Obama is trailed by a permanent cloud of buzz in which words like "smart," "handsome" and "presidential" figure prominently.

His response? Don't believe the hype. Obama is well aware that for many people he is, after only two years as a senator, just unformed clay they mold into the shape of their own political needs and wants. "I do hope people understand that I've got warts and will make mistakes," he says. "If they don't understand that, they should call my wife and she will be happy to outline those flaws for them."

It's a smooth laugh line, but it sets up a larger point: If people want to see change, they need to understand that change is not a man.

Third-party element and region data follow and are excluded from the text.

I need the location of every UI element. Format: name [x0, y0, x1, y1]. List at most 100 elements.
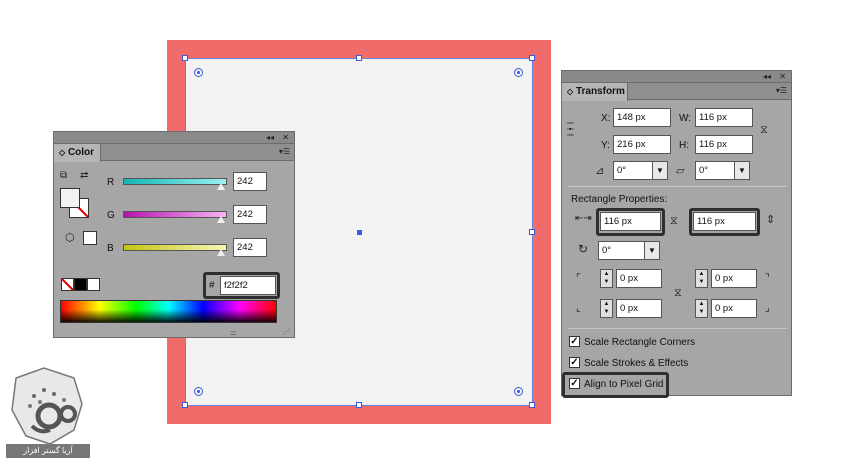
panel-grip[interactable]: ::::::::	[230, 331, 236, 337]
resize-handle-right[interactable]	[529, 229, 535, 235]
resize-handle-top-left[interactable]	[182, 55, 188, 61]
scale-corners-label: Scale Rectangle Corners	[584, 337, 696, 348]
hex-input[interactable]: f2f2f2	[220, 276, 276, 295]
corner-radius-widget[interactable]	[194, 68, 203, 77]
slider-thumb[interactable]	[217, 249, 225, 256]
stepper[interactable]: ▲ ▼	[695, 299, 708, 318]
close-icon[interactable]: ✕	[779, 71, 786, 83]
channel-b-label: B	[107, 243, 114, 254]
logo-caption: آریا گستر افزار	[6, 444, 90, 458]
resize-handle-bottom-left[interactable]	[182, 402, 188, 408]
corner-radius-widget[interactable]	[194, 387, 203, 396]
tab-transform[interactable]: ◇ Transform	[562, 83, 628, 101]
constrain-proportions-icon[interactable]: ⧖	[760, 124, 768, 136]
out-of-gamut-cube-icon[interactable]: ⬡	[65, 232, 75, 244]
tab-label: Transform	[575, 86, 625, 97]
checkbox[interactable]: ✓	[569, 336, 580, 347]
collapse-icon[interactable]: ◂◂	[763, 71, 771, 83]
corner-top-right-input[interactable]: 0 px	[711, 269, 757, 288]
chevron-down-icon[interactable]: ▼	[734, 162, 749, 179]
y-input[interactable]: 216 px	[613, 135, 671, 154]
shear-icon: ▱	[676, 165, 685, 177]
shear-dropdown[interactable]: 0° ▼	[695, 161, 750, 180]
h-label: H:	[679, 140, 689, 151]
checkbox[interactable]: ✓	[569, 357, 580, 368]
corner-radius-widget[interactable]	[514, 387, 523, 396]
corner-bottom-right-icon[interactable]: ⌟	[765, 303, 770, 315]
resize-grip-icon[interactable]: ⋰	[283, 328, 290, 336]
channel-g-label: G	[107, 210, 115, 221]
logo: آریا گستر افزار	[4, 364, 90, 460]
corner-radius-widget[interactable]	[514, 68, 523, 77]
channel-g-slider[interactable]	[123, 211, 227, 223]
fill-swatch-front[interactable]	[60, 188, 80, 208]
channel-b-slider[interactable]	[123, 244, 227, 256]
center-point	[357, 230, 362, 235]
channel-r-label: R	[107, 177, 115, 188]
corner-rotate-dropdown[interactable]: 0° ▼	[598, 241, 660, 260]
tab-color[interactable]: ◇ Color	[54, 144, 101, 162]
color-panel-titlebar[interactable]: ◂◂ ✕	[54, 132, 294, 144]
rotate-dropdown[interactable]: 0° ▼	[613, 161, 668, 180]
x-label: X:	[601, 113, 611, 124]
divider	[568, 328, 787, 329]
transform-panel-titlebar[interactable]: ◂◂ ✕	[562, 71, 791, 83]
rect-width-input[interactable]: 116 px	[600, 212, 661, 231]
x-input[interactable]: 148 px	[613, 108, 671, 127]
w-input[interactable]: 116 px	[695, 108, 753, 127]
transform-panel: ◂◂ ✕ ◇ Transform ▾☰ ▫▫▫ ▫▪▫ ▫▫▫ X: 148 px …	[561, 70, 792, 398]
resize-handle-top-right[interactable]	[529, 55, 535, 61]
tab-label: Color	[67, 147, 95, 158]
corner-top-left-icon[interactable]: ⌜	[576, 273, 581, 285]
channel-g-input[interactable]: 242	[233, 205, 267, 224]
white-swatch[interactable]	[87, 278, 100, 291]
shear-value: 0°	[699, 165, 709, 176]
resize-handle-bottom-right[interactable]	[529, 402, 535, 408]
resize-handle-top[interactable]	[356, 55, 362, 61]
stepper[interactable]: ▲ ▼	[600, 299, 613, 318]
resize-handle-bottom[interactable]	[356, 402, 362, 408]
default-fill-stroke-icon[interactable]: ⧉	[60, 170, 67, 182]
channel-r-input[interactable]: 242	[233, 172, 267, 191]
tab-toggle-icon: ◇	[59, 148, 66, 157]
channel-r-slider[interactable]	[123, 178, 227, 190]
align-pixel-grid-label: Align to Pixel Grid	[584, 379, 664, 390]
chevron-down-icon[interactable]: ▼	[652, 162, 667, 179]
stepper[interactable]: ▲ ▼	[695, 269, 708, 288]
corner-top-left-input[interactable]: 0 px	[616, 269, 662, 288]
scale-strokes-label: Scale Strokes & Effects	[584, 358, 689, 369]
stepper[interactable]: ▲ ▼	[600, 269, 613, 288]
swap-fill-stroke-icon[interactable]: ⇄	[80, 170, 88, 182]
link-icon[interactable]: ⧖	[670, 215, 678, 227]
corner-top-right-icon[interactable]: ⌝	[765, 273, 770, 285]
corner-rotate-value: 0°	[602, 245, 612, 256]
y-label: Y:	[601, 140, 610, 151]
black-swatch[interactable]	[74, 278, 87, 291]
close-icon[interactable]: ✕	[282, 132, 289, 144]
slider-thumb[interactable]	[217, 183, 225, 190]
channel-b-input[interactable]: 242	[233, 238, 267, 257]
chevron-down-icon[interactable]: ▼	[644, 242, 659, 259]
slider-thumb[interactable]	[217, 216, 225, 223]
rect-width-icon: ⇤⇥	[575, 213, 592, 224]
corner-bottom-right-input[interactable]: 0 px	[711, 299, 757, 318]
rotate-value: 0°	[617, 165, 627, 176]
panel-menu-icon[interactable]: ▾☰	[776, 86, 787, 96]
corner-bottom-left-icon[interactable]: ⌞	[576, 303, 581, 315]
web-safe-swatch[interactable]	[83, 231, 97, 245]
w-label: W:	[679, 113, 692, 124]
tab-toggle-icon: ◇	[567, 87, 574, 96]
rotate-angle-icon: ⊿	[595, 165, 605, 177]
color-spectrum[interactable]	[60, 300, 277, 323]
corner-bottom-left-input[interactable]: 0 px	[616, 299, 662, 318]
rotate-icon: ↻	[578, 242, 589, 256]
link-icon[interactable]: ⧖	[674, 287, 682, 299]
checkbox[interactable]: ✓	[569, 378, 580, 389]
panel-menu-icon[interactable]: ▾☰	[279, 147, 290, 157]
collapse-icon[interactable]: ◂◂	[266, 132, 274, 144]
rect-height-icon: ⇕	[766, 214, 776, 226]
reference-point-icon[interactable]: ▫▫▫ ▫▪▫ ▫▫▫	[567, 120, 585, 139]
h-input[interactable]: 116 px	[695, 135, 753, 154]
rect-height-input[interactable]: 116 px	[693, 212, 756, 231]
none-swatch[interactable]	[61, 278, 74, 291]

"Dr. King is one of my heroes... but I'm also mindful of the fact that it was a bunch of women who were willing to walk rather than ride the bus after doing somebody else's laundry and looking after somebody else's children that lifted up Dr. King... . I like to remind people that if you leave it up to the politicians, the problems in this country are not going to be solved. It's a group effort, and citizens have to be engaged if we're going to deal with these issues."

Paradoxically, it's the very fact that Obama says things like that -- that he speaks in complete sentences and pitch-perfect paragraphs and is willing to demand something more out of us than patriotic consumerism -- that draws people to him. He stirs some long dormant sense of the possible.

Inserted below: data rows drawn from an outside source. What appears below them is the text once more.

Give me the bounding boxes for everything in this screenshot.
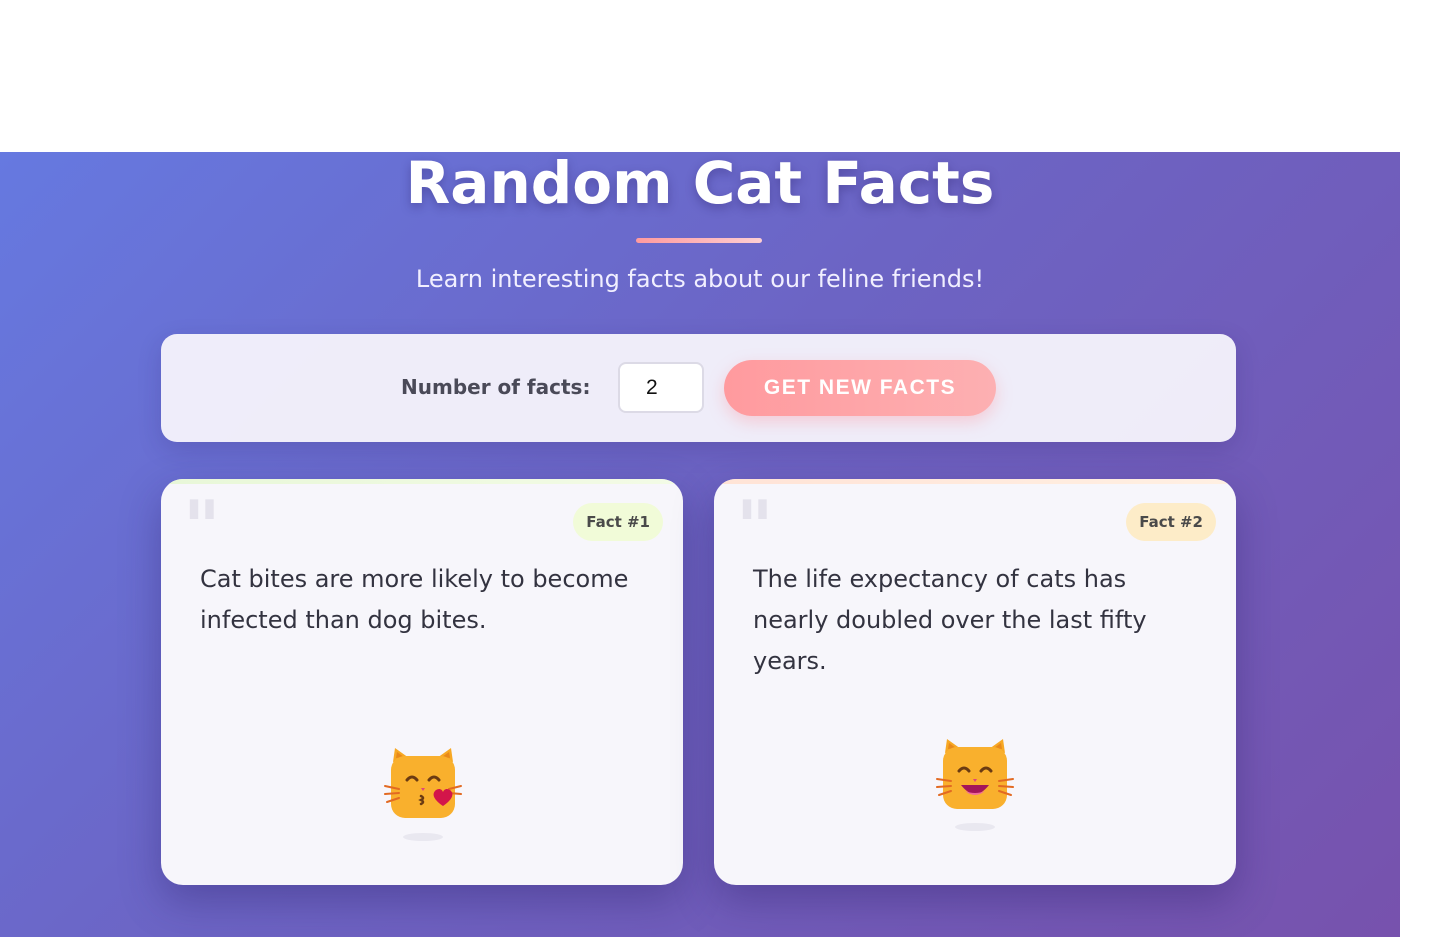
fact-text: Cat bites are more likely to become infe… [200, 565, 629, 634]
controls-panel: Number of facts: GET NEW FACTS [161, 334, 1236, 442]
get-new-facts-button[interactable]: GET NEW FACTS [724, 360, 996, 416]
emoji-shadow [955, 823, 995, 831]
kissing-cat-icon [384, 748, 462, 818]
title-underline [636, 238, 762, 243]
emoji-shadow [403, 833, 443, 841]
fact-count-label: Number of facts: [401, 375, 591, 399]
page-title: Random Cat Facts [405, 152, 995, 217]
page: Random Cat Facts Learn interesting facts… [0, 0, 1452, 937]
grinning-cat-icon [936, 739, 1014, 809]
card-accent-bar [161, 479, 683, 484]
hero-section: Random Cat Facts Learn interesting facts… [0, 152, 1400, 937]
fact-count-input[interactable] [618, 362, 704, 413]
quote-icon: " [736, 484, 774, 569]
fact-badge: Fact #2 [1126, 503, 1216, 541]
page-subtitle: Learn interesting facts about our feline… [415, 265, 985, 293]
fact-card: " Fact #1 Cat bites are more likely to b… [161, 479, 683, 885]
quote-icon: " [183, 484, 221, 569]
fact-text: The life expectancy of cats has nearly d… [753, 565, 1147, 675]
fact-card: " Fact #2 The life expectancy of cats ha… [714, 479, 1236, 885]
card-accent-bar [714, 479, 1236, 484]
fact-badge: Fact #1 [573, 503, 663, 541]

To put it another way, Obama doesn't sound very much like a politician.

"Audacity" is a book less about policy than vision, i.e., a different and more idealistic way of framing a nation that lately has seemed split along seams of red and blue.

As Obama puts it in one striking passage: "I imagine the white Southerner who growing up heard his dad talk about niggers this and niggers that but who has struck up a friendship with the black guys at the office and is trying to teach his own son different, who thinks discrimination is wrong but doesn't see why the son of a black doctor should get admitted into law school ahead of his own son. Or the former Black Panther who decided to go into real estate, bought a few buildings in the neighborhood, and is just as tired of the drug dealers in front of those buildings as he is of the bankers who won't give him a loan to expand his business. There's the middle-aged feminist who still mourns her abortion, and the Christian woman who paid for her teenager's abortion and the millions of waitresses and temp secretaries and nurse's assistants and Wal-Mart associates who hold their breath every single month in the hope that they'll have enough money to support the children that they did bring into the world."

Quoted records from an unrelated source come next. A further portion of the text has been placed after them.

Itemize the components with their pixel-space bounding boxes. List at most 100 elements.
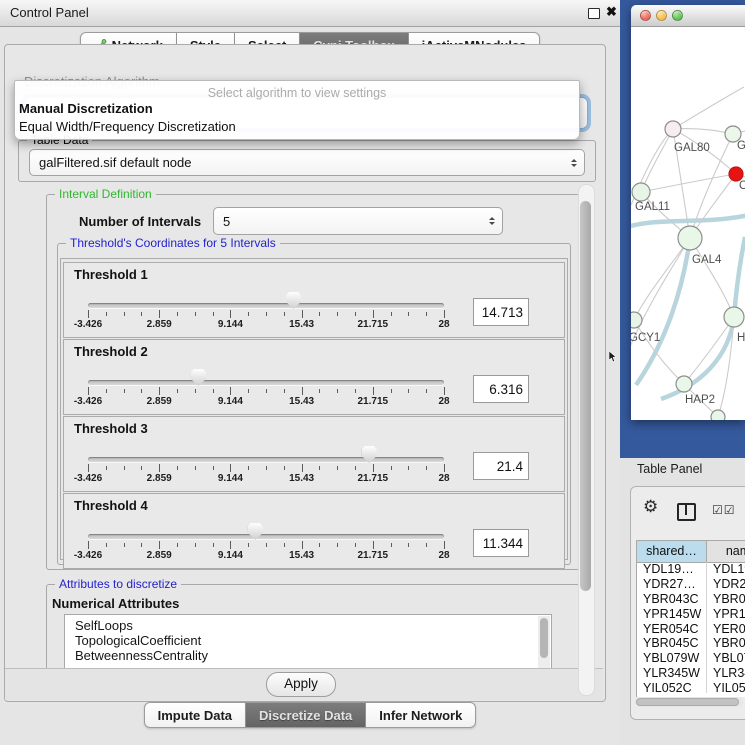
node-label-hap2: HAP2 bbox=[685, 394, 715, 406]
node-label-ga: GA bbox=[737, 140, 745, 152]
table-cell[interactable]: YBL07 bbox=[707, 651, 745, 666]
tab-infer-network[interactable]: Infer Network bbox=[366, 702, 476, 728]
threshold-label: Threshold 1 bbox=[74, 267, 148, 282]
table-cell[interactable]: YDL19… bbox=[637, 562, 707, 577]
table-hscrollbar[interactable] bbox=[634, 697, 743, 707]
zoom-light-icon[interactable] bbox=[672, 10, 683, 21]
network-node-node-red[interactable] bbox=[729, 167, 743, 181]
combo-stepper-icon bbox=[571, 159, 577, 167]
table-hscrollbar-thumb[interactable] bbox=[636, 698, 739, 706]
attribute-item-topologicalcoefficient[interactable]: TopologicalCoefficient bbox=[65, 633, 551, 648]
control-panel-titlebar bbox=[0, 0, 620, 27]
network-edge bbox=[684, 317, 734, 384]
threshold-panel-threshold-2: Threshold 2-3.4262.8599.14415.4321.71528… bbox=[63, 339, 565, 415]
tab-impute-data[interactable]: Impute Data bbox=[144, 702, 246, 728]
network-node-gal11[interactable] bbox=[632, 183, 650, 201]
network-node-gal80[interactable] bbox=[665, 121, 681, 137]
apply-button[interactable]: Apply bbox=[266, 672, 336, 697]
network-node-node-h[interactable] bbox=[724, 307, 744, 327]
table-cell[interactable]: YBL079W bbox=[637, 651, 707, 666]
table-row[interactable]: YBR043CYBR04 bbox=[637, 592, 745, 607]
table-cell[interactable]: YDR27 bbox=[707, 577, 745, 592]
cyni-mode-tabbar: Impute DataDiscretize DataInfer Network bbox=[0, 702, 620, 728]
close-light-icon[interactable] bbox=[640, 10, 651, 21]
column-header-shared-[interactable]: shared… bbox=[637, 541, 707, 563]
table-data-value: galFiltered.sif default node bbox=[30, 155, 571, 170]
network-canvas[interactable]: GAL80GACGAL11GAL4GCY1HHAP2 bbox=[631, 27, 745, 420]
node-label-h: H bbox=[737, 332, 745, 344]
panel-title: Control Panel bbox=[10, 5, 89, 20]
algorithm-option-manual-discretization[interactable]: Manual Discretization bbox=[15, 100, 579, 118]
attribute-item-betweennesscentrality[interactable]: BetweennessCentrality bbox=[65, 648, 551, 663]
table-cell[interactable]: YER054C bbox=[637, 622, 707, 637]
threshold-value-field[interactable]: 21.4 bbox=[473, 452, 529, 480]
algorithm-dropdown-popup: Select algorithm to view settings Manual… bbox=[14, 80, 580, 140]
table-cell[interactable]: YBR043C bbox=[637, 592, 707, 607]
network-edge bbox=[673, 129, 733, 134]
close-icon[interactable]: ✖ bbox=[606, 4, 617, 20]
slider-track[interactable] bbox=[88, 457, 444, 462]
network-edge bbox=[641, 129, 673, 192]
network-node-gcy1[interactable] bbox=[631, 312, 642, 328]
table-row[interactable]: YER054CYER05 bbox=[637, 622, 745, 637]
algorithm-option-equal-width-frequency-discretization[interactable]: Equal Width/Frequency Discretization bbox=[15, 118, 579, 136]
table-cell[interactable]: YPR145W bbox=[637, 607, 707, 622]
tab-discretize-data[interactable]: Discretize Data bbox=[246, 702, 366, 728]
slider-track[interactable] bbox=[88, 380, 444, 385]
table-cell[interactable]: YDR27… bbox=[637, 577, 707, 592]
numerical-attributes-label: Numerical Attributes bbox=[52, 596, 179, 611]
float-window-icon[interactable] bbox=[588, 8, 600, 19]
table-cell[interactable]: YLR345W bbox=[637, 666, 707, 681]
node-label-gal11: GAL11 bbox=[635, 201, 670, 213]
table-cell[interactable]: YLR34 bbox=[707, 666, 745, 681]
table-row[interactable]: YIL052CYIL05 bbox=[637, 681, 745, 693]
threshold-value-field[interactable]: 6.316 bbox=[473, 375, 529, 403]
table-row[interactable]: YDR27…YDR27 bbox=[637, 577, 745, 592]
network-node-node-bottom[interactable] bbox=[711, 410, 725, 420]
table-cell[interactable]: YBR04 bbox=[707, 636, 745, 651]
column-layout-icon[interactable] bbox=[677, 503, 696, 521]
slider-track[interactable] bbox=[88, 534, 444, 539]
table-cell[interactable]: YBR04 bbox=[707, 592, 745, 607]
num-intervals-label: Number of Intervals bbox=[79, 214, 201, 229]
table-cell[interactable]: YIL05 bbox=[707, 681, 745, 693]
network-window-titlebar[interactable] bbox=[631, 5, 745, 27]
numerical-attributes-list[interactable]: SelfLoopsTopologicalCoefficientBetweenne… bbox=[64, 614, 552, 670]
table-cell[interactable]: YPR14 bbox=[707, 607, 745, 622]
network-edge bbox=[636, 238, 690, 385]
table-row[interactable]: YDL19…YDL19 bbox=[637, 562, 745, 577]
num-intervals-combobox[interactable]: 5 bbox=[213, 207, 503, 235]
table-panel-title: Table Panel bbox=[637, 462, 702, 476]
network-edge bbox=[690, 238, 734, 317]
table-row[interactable]: YBR045CYBR04 bbox=[637, 636, 745, 651]
threshold-value-field[interactable]: 14.713 bbox=[473, 298, 529, 326]
network-view-window: GAL80GACGAL11GAL4GCY1HHAP2 bbox=[631, 5, 745, 420]
checkbox-icons[interactable]: ☑☑ bbox=[712, 503, 736, 517]
table-row[interactable]: YPR145WYPR14 bbox=[637, 607, 745, 622]
panel-scrollbar-thumb[interactable] bbox=[580, 201, 591, 591]
dropdown-placeholder: Select algorithm to view settings bbox=[15, 81, 579, 100]
slider-track[interactable] bbox=[88, 303, 444, 308]
combo-stepper-icon bbox=[489, 217, 495, 225]
panel-scrollbar[interactable] bbox=[578, 184, 595, 696]
network-node-hap2[interactable] bbox=[676, 376, 692, 392]
table-row[interactable]: YLR345WYLR34 bbox=[637, 666, 745, 681]
thresholds-group: Threshold's Coordinates for 5 Intervals … bbox=[57, 243, 571, 565]
minimize-light-icon[interactable] bbox=[656, 10, 667, 21]
table-cell[interactable]: YER05 bbox=[707, 622, 745, 637]
table-cell[interactable]: YIL052C bbox=[637, 681, 707, 693]
table-cell[interactable]: YBR045C bbox=[637, 636, 707, 651]
application-root: Control Panel ✖ NetworkStyleSelectCyni T… bbox=[0, 0, 745, 745]
dropdown-options: Manual DiscretizationEqual Width/Frequen… bbox=[15, 100, 579, 136]
node-label-gal4: GAL4 bbox=[692, 254, 722, 266]
network-node-gal4[interactable] bbox=[678, 226, 702, 250]
attributes-scrollbar[interactable] bbox=[538, 616, 550, 668]
attribute-item-selfloops[interactable]: SelfLoops bbox=[65, 618, 551, 633]
table-cell[interactable]: YDL19 bbox=[707, 562, 745, 577]
gear-icon[interactable]: ⚙ bbox=[643, 498, 658, 516]
threshold-value-field[interactable]: 11.344 bbox=[473, 529, 529, 557]
table-data-group: Table Data galFiltered.sif default node bbox=[18, 140, 596, 182]
table-data-combobox[interactable]: galFiltered.sif default node bbox=[29, 149, 585, 176]
table-row[interactable]: YBL079WYBL07 bbox=[637, 651, 745, 666]
column-header-name[interactable]: name bbox=[707, 541, 745, 563]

It's a paragraph you cannot imagine from any other politician, if only because it acknowledges the humanity on both sides of some of the vexing questions of our time. More to the point, it acknowledges that human lives and, therefore, human challenges are complex and often contradictory, that there are truths beyond dogma and that sometimes, the other side has a point.

Suggest to Obama that all this makes him a politician willing to split the difference, to seek the middle ground, and he will disagree. He'll tell you he's a Democrat and he has certain "core principles" upon which he will not compromise. What you see in him, he says, is not centrism so much as just a willingness to listen to the other guy. Something we don't do much anymore.